B’Tselem is irrelevant
In the concluding paragraphs of “Black Flag,” B’Tselem acknowledges that “Fighting Hamas is, in fact, extremely challenging: How can military targets be distinguished from civilian objects in these circumstances? How is it possible to avoid harming civilians who are not taking part in the fighting, when Hamas operatives fire at Israel from within populated areas?”
However, after spending 49 pages detailing how, in its opinion, Israel’s approach was insufficient, B’Tselem refuses to offer constructive solutions: “B’Tselem does not purport to offer the Israeli government or the military any operative plans for conducting armed conflict in Gaza: that is not the role of a human rights organization.
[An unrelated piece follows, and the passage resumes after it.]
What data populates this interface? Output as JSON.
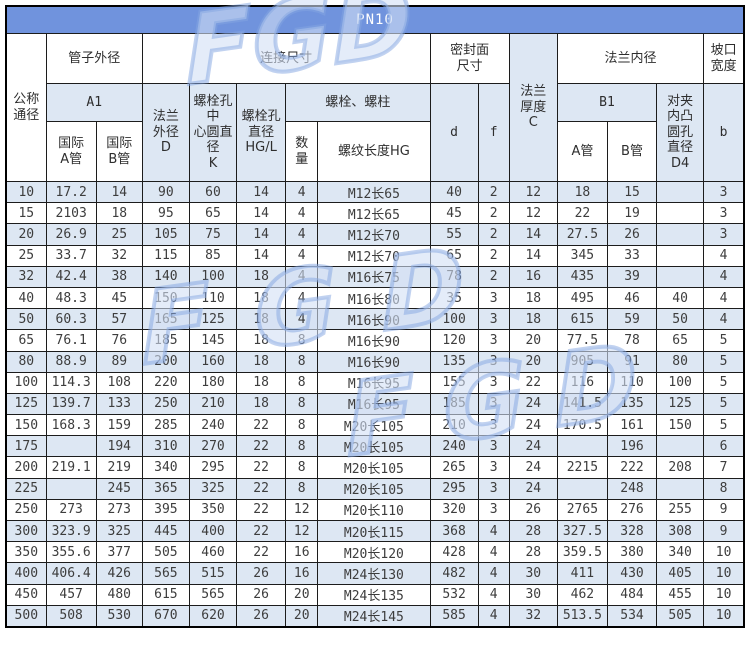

The government is responsible for responding to these challenges in ways that maintain humanity and uphold the law.”
Given that the Israeli army’s actions were consistent with international legal standards, and B’Tselem has failed to demonstrate otherwise, the burden is on B’Tselem to provide realistic and effective alternatives if it wants the military and government to pursue different policies and tactics.
Funding for B’Tselem
In August 2014, B’Tselem received “emergency funding ” from Denmark, the Netherlands, Sweden, and Switzerland (“the Secretariat ”) for “documentation and investigation efforts…for the purposes of assisting and supporting national and international mechanisms.”
Other funders in 2012-14 include European Union, France,DanChurch Aid (Denmark ), Diakonia (Sweden ), Norway, Christian Aid Ireland, EED (Germany ), UNICEF, Catholic Relief Services (US ), World Vision, ICCO (Netherlands ),Trocaire (Ireland ), and UK. (See chart below for detailed funding information).
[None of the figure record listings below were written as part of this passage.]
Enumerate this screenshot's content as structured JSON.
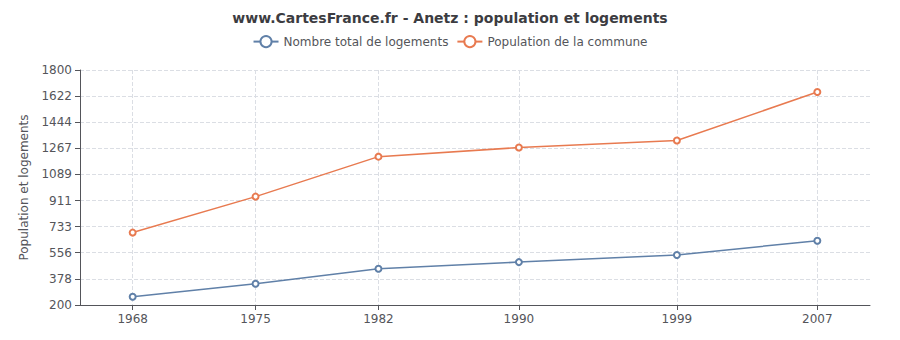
{
  "chart_data": {
    "type": "line",
    "title": "www.CartesFrance.fr - Anetz : population et logements",
    "ylabel": "Population et logements",
    "x": [
      1968,
      1975,
      1982,
      1990,
      1999,
      2007
    ],
    "xlim": [
      1965,
      2010
    ],
    "xticks": [
      1968,
      1975,
      1982,
      1990,
      1999,
      2007
    ],
    "ylim": [
      200,
      1800
    ],
    "yticks": [
      200,
      378,
      556,
      733,
      911,
      1089,
      1267,
      1444,
      1622,
      1800
    ],
    "series": [
      {
        "name": "Nombre total de logements",
        "color": "#6080a8",
        "marker": "circle",
        "values": [
          256,
          345,
          447,
          492,
          540,
          638
        ]
      },
      {
        "name": "Population de la commune",
        "color": "#e87a50",
        "marker": "circle",
        "values": [
          693,
          938,
          1210,
          1272,
          1320,
          1650
        ]
      }
    ],
    "grid": true,
    "legend": "top"
  }
}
In 2008-2013, the New Israel Fund (NIF) authorized grants worth $1,381,969 to B’Tselem (2008, 2009, 2010, 2011,2012, 2013 ).
Foreign donations based on reports to Israeli Registrar of Non-Profits (amounts in NIS)
Donor | 2014 | 2013 | 2012 |
EU | 334,024 | 383,966 | 575,950 |
NGO Development Center | 583,149 | 1,011,621 | |
EED (Germany) | 111,957 | 523,788 | 1,192,609 |
Catholic Relief Services (US) | 427,105 | 281,737 | |
DanChurch Aid (Denmark) | 732,227 | 1,192,331 | |
UNDP | 717,358 | 151,120 | |
UNICEF | 150,00 | ||
Diakonia (Sweden) | 271,631 | 287,321 | |
France | 47,619 | ||
UK | 326,160 | 88,330 | |
World Vision | 70,351 |
Conclusion: Giving Hamas a Free Pass
In its zeal to blame Israel and senior Israeli government officials, B’Tselem absolves Hamas of any responsibility for its actions in endangering the civilian populations of both Gaza and Israel. This is completely inconsistent with the group’s claims of promoting human rights and combating impunity.
B’Tselem’s irresponsible reporting and failure to hold Hamas to account will only further endanger civilians in Gaza and Israel. The absurd argument that Israel cannot target Hamas fighters at home will only encourage terrorists to store more weapons, launch more rockets, and conduct more military operations from within homes and mosques, knowing that B’Tselem and other NGOs will help in its propaganda efforts to blame Israel for the consequences of any resulting civilian casualties.